Après la guerre, tous les combattants Wazalendo et les autres devront choisir entre la Réserve Armée de la Défense (RAD), les FARDC et le Programme de désarmement, démobilisation, relèvement communautaire et stabilisation (P-DDRC-S). C’est ce qu’a déclaré Katembo Erick Masinda, responsable du P-DDRC-S, antenne de Butembo-Lubero, dans une interview accordée à La Voix de l’UCG, ce lundi 16 mars 2026. Nous l’avons rencontré pour comprendre ce que sera la gestion des jeunes volontaires armés qui combattent aux côtés des FARDC contre les rebelles de l’AFC/M23 et les ADF, au Nord et Sud-Kivu, voire en Ituri.

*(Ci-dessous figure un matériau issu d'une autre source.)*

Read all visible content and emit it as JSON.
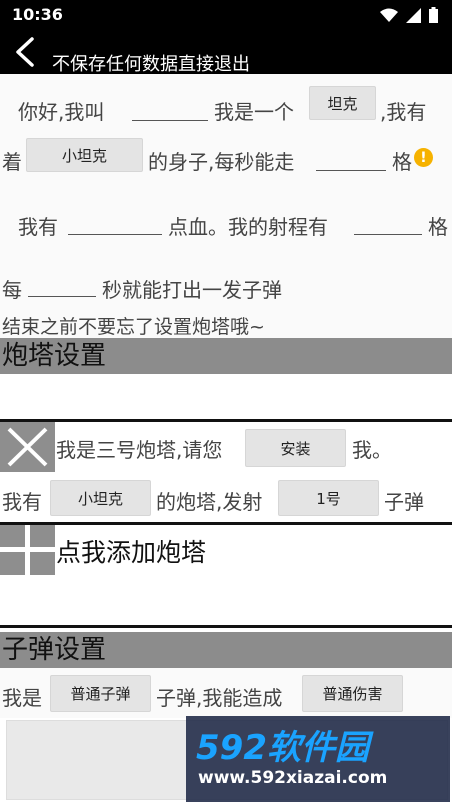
{
  "status": {
    "time": "10:36"
  },
  "appbar": {
    "title": "不保存任何数据直接退出"
  },
  "tank_form": {
    "hello": "你好,我叫",
    "i_am_a": "我是一个",
    "type_btn": "坦克",
    "i_have_suffix": ",我有",
    "have_prefix": "着",
    "body_btn": "小坦克",
    "body_suffix": "的身子,每秒能走",
    "grid_unit": "格",
    "hp_prefix": "我有",
    "hp_suffix": "点血。我的射程有",
    "range_unit": "格",
    "every": "每",
    "shoot_text": "秒就能打出一发子弹",
    "reminder": "结束之前不要忘了设置炮塔哦~"
  },
  "turret_section": {
    "header": "炮塔设置",
    "turret_text": "我是三号炮塔,请您",
    "install_btn": "安装",
    "me": "我。",
    "have_prefix": "我有",
    "turret_type_btn": "小坦克",
    "fire_text": "的炮塔,发射",
    "bullet_btn": "1号",
    "bullet_suffix": "子弹",
    "add_label": "点我添加炮塔"
  },
  "bullet_section": {
    "header": "子弹设置",
    "i_am": "我是",
    "bullet_type_btn": "普通子弹",
    "damage_text": "子弹,我能造成",
    "damage_btn": "普通伤害"
  },
  "watermark": {
    "brand": "592软件园",
    "url": "www.592xiazai.com"
  },
  "colors": {
    "header_gray": "#8c8c8c",
    "accent_warn": "#f6b200",
    "bar_black": "#000000"
  }
}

Le responsable du P-DDRC-S, antenne de Butembo, a tout d’abord précisé que le désarmement est une option volontaire choisie par les combattants après une séance de sensibilisation. Il représente aussi un refuge pour les combattants fatigués par la guerre. Erick Masinda a rappelé que tous ceux qui détiennent des armes sans être passés par la formation des FARDC devraient, après la guerre, faire un choix au lieu de rester en brousse.
Il s’agit soit de rentrer en famille pour reprendre une vie civile en communauté après le processus de désarmement, réinsertion et réintégration qui s’étend sur une période d’une année ; soit de suivre une formation pour intégrer la Réserve Armée de la Défense (RAD) ou les Forces armées de la RDC.
«Nous ne recevons que la personne qui se dit : « Je suis fatigué de combattre l’ennemi, je viens me reposer à la maison ». À la maison, c’est où ? C’est la communauté. Et tous ces membres de groupes armés, pour intégrer les groupes armés, ils étaient sortis des communautés où ils auront à se rendre après la guerre. Une fois que la guerre prendra fin, ils auront deux choix devant eux : soit de faire la RAD (Réserve Armée de la Défense), soit d’embrasser le P-DDRC-S. L’armée aussi est une option »,explique-t-il.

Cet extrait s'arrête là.